Zwischen Jugendlichen und Erwachsenen besteht meist ein Machtgefälle, das sexuelle Handlungen zwischen ihnen sehr heikel macht. Das braucht nicht einmal so weit zu gehen, dass der Erwachsene Gewalt anwendet oder auch nur androht: Wenn der Jugendliche eigentlich keinen Sex will, der Erwachsene dagegen die Neugier oder Unerfahrenheit des Jugendlichen ausnutzt, dürfte der Jugendliche im Nachhinein unter den Handlungen leiden.

Die Grundfrage bei solchen Prozessen lautet: Wo liegt die Grenze zwischen Sex und Vergewaltigung? Hatte der Mann das "Lass mich" nicht gehört oder nicht hören wollen? Normalerweise hat man Sex, wenn beide Partner Lust haben und erregt sind. Ein halbwegs erfahrener Mann merkt, ob seine Partnerin erregt ist - von einem 31-Jährigen sollte man dieses Maß an Erfahrung erwarten können. Dieser Mann war vielleicht kein Vergewaltiger in juristischem Sinne - dass er ein schlechter Liebhaber ist, wird man ihm wohl nachsagen dürfen.

Es ist allerdings zynisch, es bei dieser Feststellung zu belassen. Einen guten Liebhaber kann man nicht einklagen, natürlich nicht, aber wie wird Sex definiert, wenn das "lass mich" nicht genügt hat?
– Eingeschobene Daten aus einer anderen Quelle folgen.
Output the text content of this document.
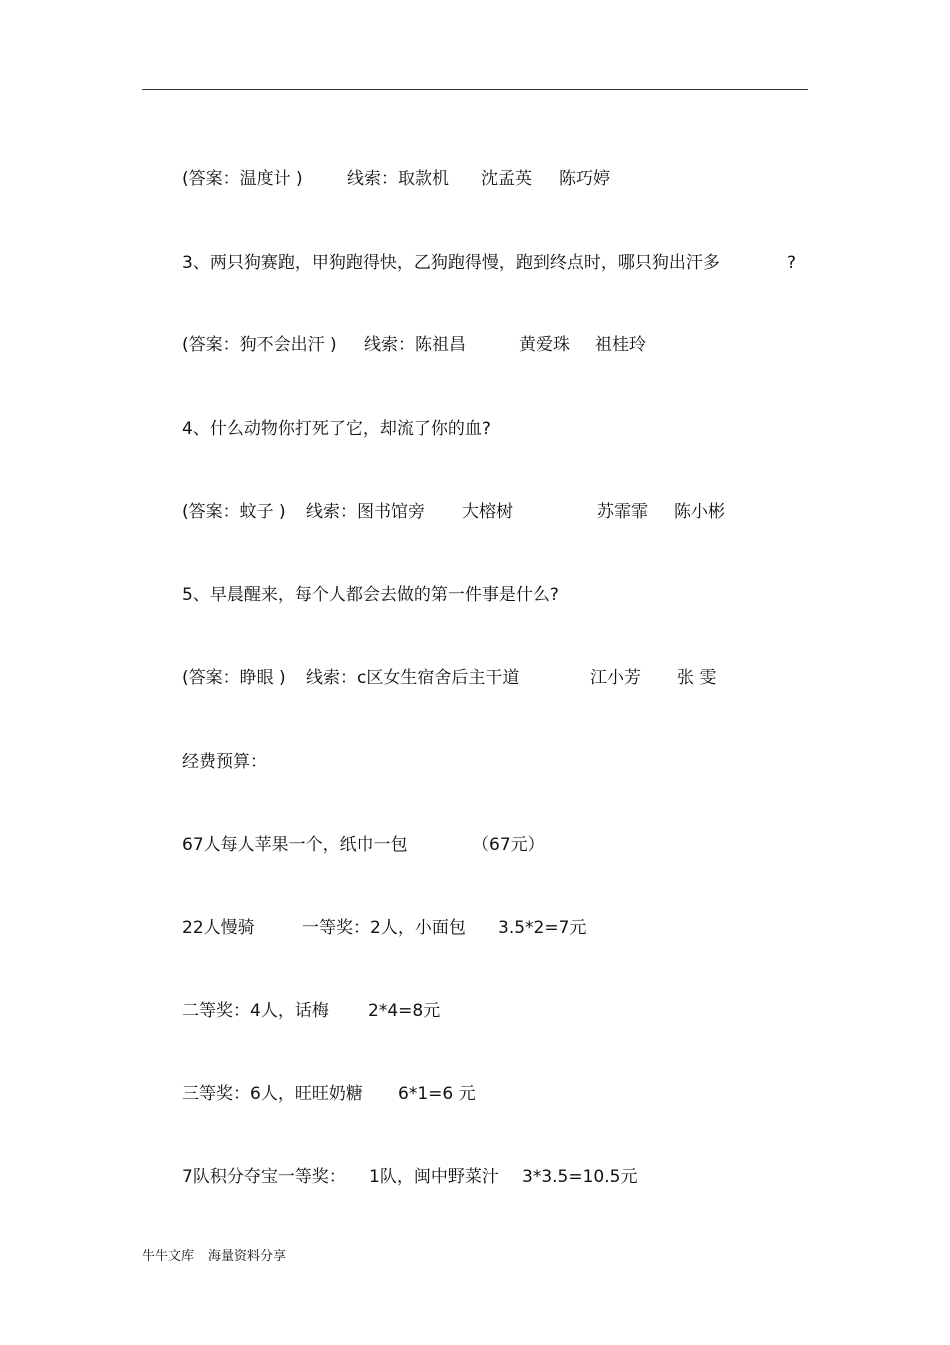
(答案：温度计 )	线索：取款机 沈孟英 陈巧婷
3、两只狗赛跑，甲狗跑得快，乙狗跑得慢，跑到终点时，哪只狗出汗多	?
(答案：狗不会出汗 ) 线索：陈祖昌	黄爱珠 祖桂玲
4、什么动物你打死了它，却流了你的血?
(答案：蚊子 ) 线索：图书馆旁 大榕树	苏霏霏 陈小彬
5、早晨醒来，每个人都会去做的第一件事是什么?
(答案：睁眼 ) 线索：c区女生宿舍后主干道	江小芳 张 雯
经费预算：
67人每人苹果一个，纸巾一包	（67元）
22人慢骑	一等奖：2人，小面包 3.5*2=7元
二等奖：4人，话梅 2*4=8元
三等奖：6人，旺旺奶糖 6*1=6 元
7队积分夺宝一等奖： 1队，闽中野菜汁 3*3.5=10.5元
牛牛文库 海量资料分享
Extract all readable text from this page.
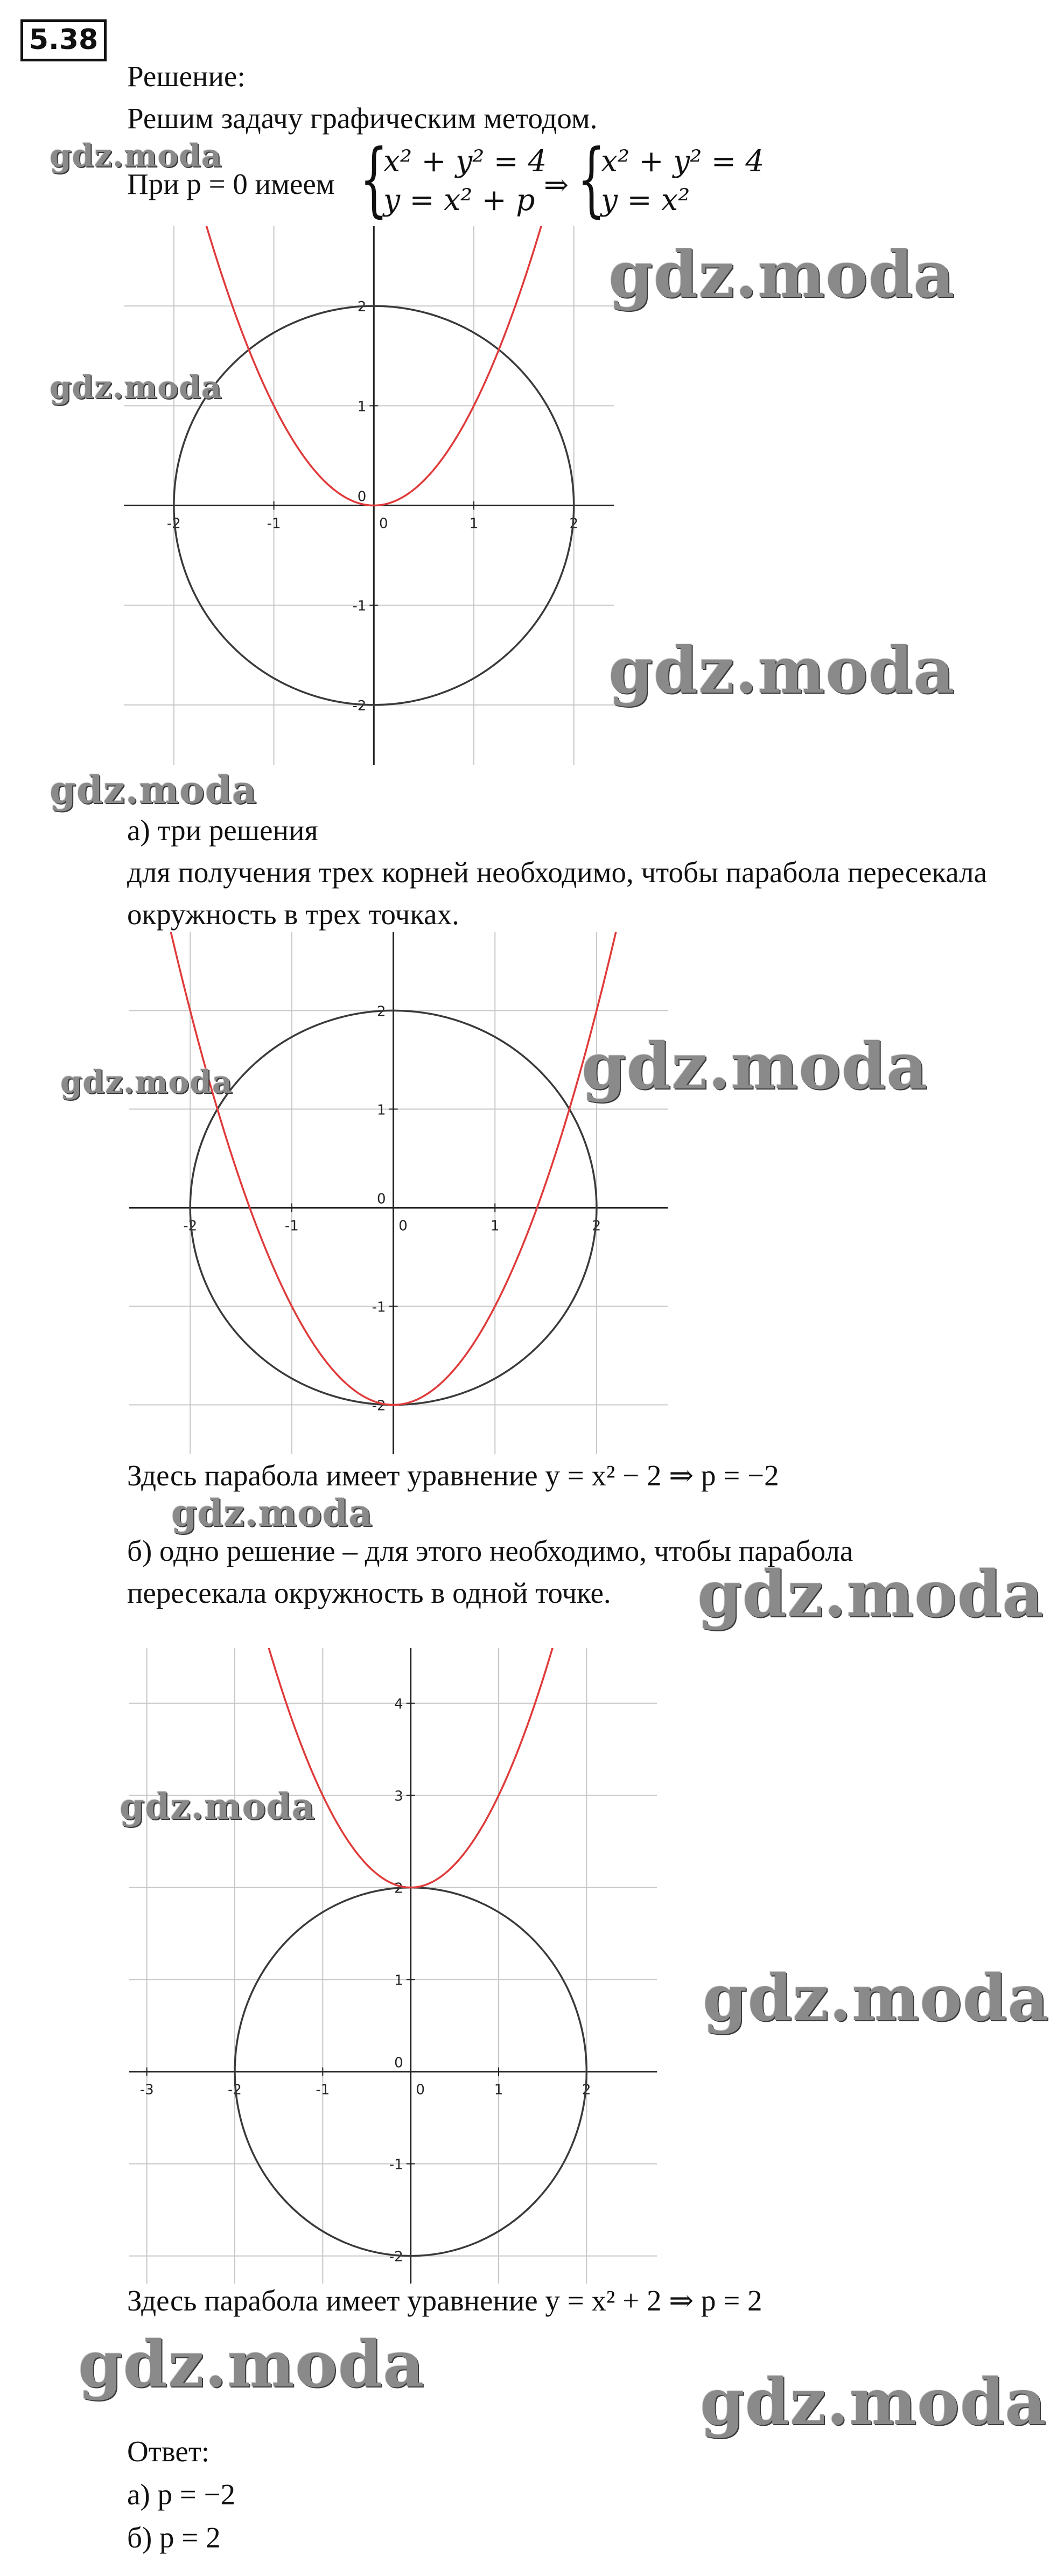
5.38
Решение:
Решим задачу графическим методом.
При p = 0 имеем {
x² + y² = 4
y = x² + p ⇒ {
x² + y² = 4
y = x²
-2	-1	1	2
-2
-1
0
1
2
0
а) три решения
для получения трех корней необходимо, чтобы парабола пересекала
окружность в трех точках.
-2	-1	1	2
-2
-1
0
1
2
0
Здесь парабола имеет уравнение y = x² − 2 ⇒ p = −2
б) одно решение – для этого необходимо, чтобы парабола
пересекала окружность в одной точке.
-3	-2	-1	1	2
-2
-1
0
1
2
3
4
0
Здесь парабола имеет уравнение y = x² + 2 ⇒ p = 2
Ответ:
а) p = −2
б) p = 2
gdz.moda
gdz.moda
gdz.moda
gdz.moda
gdz.moda
gdz.moda	gdz.moda
gdz.moda
gdz.moda
gdz.moda
gdz.moda
gdz.moda
gdz.moda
Offensichtlich nicht als gemeinschaftliche, intime Handlung zwischen zwei Menschen, die Lust haben.

Gesetzgebung und Rechtsprechung geben eine Objektivität vor, die sie eigentlich nicht haben können: Für einen Außenstehenden war vielleicht keine Bedrohung sichtbar, gleichwohl hat das Mädchen sich bedroht gefühlt. Einiges spricht dafür, dass der Mann das Mädchen manipuliert hat. Vielleicht doch auch bedroht - aber die Definition von Bedrohung und Ähnlichem ist subjektiv, es ist sehr schwierig, hierfür Maßstäbe festzusetzen. Und in einem Rechtsstaat darf man natürlich niemand für eine Tat verurteilen, die er nicht begangen hat, vor der aber ein potenzielles Opfer Angst hatte - egal, wie nachvollziehbar die Angst auch gewesen sein mag.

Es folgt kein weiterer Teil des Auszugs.